Apollo Global Management and the new company created by Standard/Tegna will have only “a borrower/lender relationship” and the $8.6 billion deal’s effects on retransmission consent arrangements are “relatively standard” and in line with FCC precedent, said Standard, Tegna and Apollo subsidiary Cox Media Group Thursday in a joint opposition to petitions to deny the transaction (see 2206230070), posted in docket 22-162. After-acquired clauses in retransmission consent contracts aren’t “a diabolical device” and the MVPDs that have such contracts with Tegna knew when they agreed to the clauses that Tegna was likely a candidate for acquisition, said the opposition filing. “Most, if not all, of the Applicants’ retransmission contracts currently in effect were negotiated in the shadow of the potential (or actual) sale of TEGNA,” the filing said.
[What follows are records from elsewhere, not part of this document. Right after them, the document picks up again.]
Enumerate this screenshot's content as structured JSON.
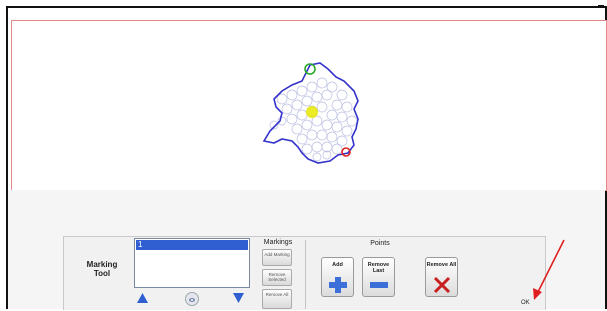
{
  "colors": {
    "canvas_border": "#e48a8a",
    "outline": "#3333cc",
    "start_marker": "#2aa82a",
    "end_marker": "#e02020",
    "center_marker": "#e8e800",
    "selection": "#2f5fd0",
    "arrow_icon": "#2f5fd0",
    "annotation_arrow": "#e02020"
  },
  "marking_tool": {
    "label": "Marking Tool",
    "list_items": [
      "1"
    ],
    "up_icon": "arrow-up-icon",
    "down_icon": "arrow-down-icon",
    "view_icon": "eye-icon"
  },
  "markings": {
    "title": "Markings",
    "add_label": "Add Marking",
    "remove_selected_label": "Remove Selected",
    "remove_all_label": "Remove All"
  },
  "points": {
    "title": "Points",
    "add_label": "Add",
    "remove_last_label": "Remove Last",
    "remove_all_label": "Remove All",
    "add_icon": "plus-icon",
    "remove_last_icon": "minus-icon",
    "remove_all_icon": "x-icon"
  },
  "ok_label": "OK"
}
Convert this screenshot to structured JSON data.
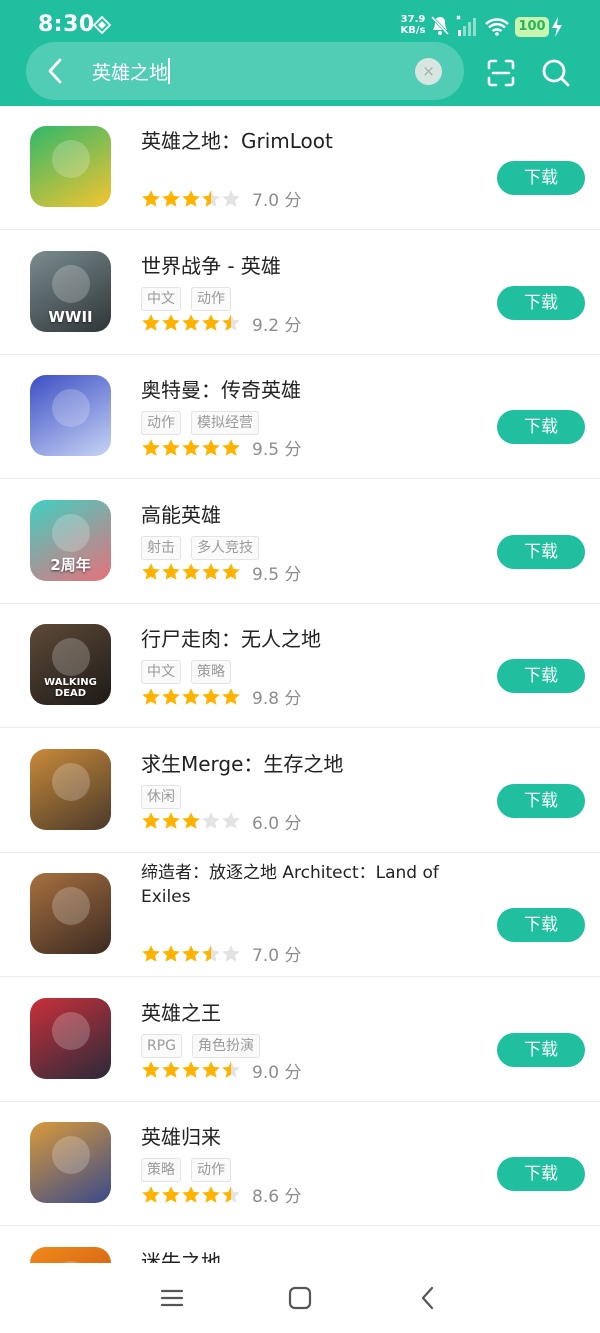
{
  "status_bar": {
    "time": "8:30",
    "net_speed_value": "37.9",
    "net_speed_unit": "KB/s",
    "battery": "100"
  },
  "search": {
    "query": "英雄之地",
    "clear_label": "×"
  },
  "colors": {
    "accent": "#1fbf9f",
    "star_on": "#ffb300",
    "star_off": "#e3e3e3"
  },
  "download_label": "下载",
  "apps": [
    {
      "title": "英雄之地：GrimLoot",
      "tags": [],
      "stars": 3.5,
      "score": "7.0 分",
      "icon_text": "",
      "icon_bg": [
        "#2fb86a",
        "#f5c430"
      ]
    },
    {
      "title": "世界战争 - 英雄",
      "tags": [
        "中文",
        "动作"
      ],
      "stars": 4.5,
      "score": "9.2 分",
      "icon_text": "WWII",
      "icon_bg": [
        "#7b8c8f",
        "#2e3538"
      ]
    },
    {
      "title": "奥特曼：传奇英雄",
      "tags": [
        "动作",
        "模拟经营"
      ],
      "stars": 5,
      "score": "9.5 分",
      "icon_text": "",
      "icon_bg": [
        "#3c4fc4",
        "#c7d4f5"
      ]
    },
    {
      "title": "高能英雄",
      "tags": [
        "射击",
        "多人竞技"
      ],
      "stars": 5,
      "score": "9.5 分",
      "icon_text": "2周年",
      "icon_bg": [
        "#3fd0c2",
        "#e8707a"
      ]
    },
    {
      "title": "行尸走肉：无人之地",
      "tags": [
        "中文",
        "策略"
      ],
      "stars": 5,
      "score": "9.8 分",
      "icon_text": "WALKING DEAD",
      "icon_bg": [
        "#5d4a38",
        "#1e1a17"
      ]
    },
    {
      "title": "求生Merge：生存之地",
      "tags": [
        "休闲"
      ],
      "stars": 3,
      "score": "6.0 分",
      "icon_text": "",
      "icon_bg": [
        "#c98a3a",
        "#4a3a2a"
      ]
    },
    {
      "title": "缔造者：放逐之地 Architect：Land of Exiles",
      "tags": [],
      "stars": 3.5,
      "score": "7.0 分",
      "icon_text": "",
      "icon_bg": [
        "#a8713f",
        "#3a2a22"
      ]
    },
    {
      "title": "英雄之王",
      "tags": [
        "RPG",
        "角色扮演"
      ],
      "stars": 4.5,
      "score": "9.0 分",
      "icon_text": "",
      "icon_bg": [
        "#c9303a",
        "#2a2a3a"
      ]
    },
    {
      "title": "英雄归来",
      "tags": [
        "策略",
        "动作"
      ],
      "stars": 4.5,
      "score": "8.6 分",
      "icon_text": "",
      "icon_bg": [
        "#d99a3a",
        "#3a4a8a"
      ]
    },
    {
      "title": "迷失之地",
      "tags": [],
      "stars": 0,
      "score": "",
      "icon_text": "",
      "icon_bg": [
        "#f08a1a",
        "#c24a10"
      ]
    }
  ]
}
The FCC “should reject the MVPD Commenters’ entreaties for unwarranted conditions,” said the filing. Apollo Global Management and its subsidiaries won’t be the majority shareholder, will hold only nonvoting shares, and won’t own enough shares to be attributable under FCC rules, the filing said. If the companies’ goal “had been to push the envelope on how big an interest AGM could hold in TEGNA while remaining non-attributable,” FCC rules would have allowed Apollo to hold up to a 49.99% voting interest in the new company instead of the nonvoting shares it would have under the current deal, the filing said. Standard, Tegna and CMG also targeted the public interest groups opposing the transaction. “After years of advocating for providing access to capital to minority buyers, Petitioners now oppose both a minority buyer and his avenue for accessing capital,” said the filing, referring to Standard founder Soohyung Kim. Common Cause, the United Church of Christ Media Justice Ministry and the Communications Workers of America's NewsGuild sector “failed to demonstrate any ‘concrete and particularized injury" from the deal and so don’t have standing to petition to deny it, the filing said. “The Commenters have presented no valid reason to impede or impose conditions on grant of the respective Applications,” the filing said. UCC, Common Cause and NewsGuild didn’t comment.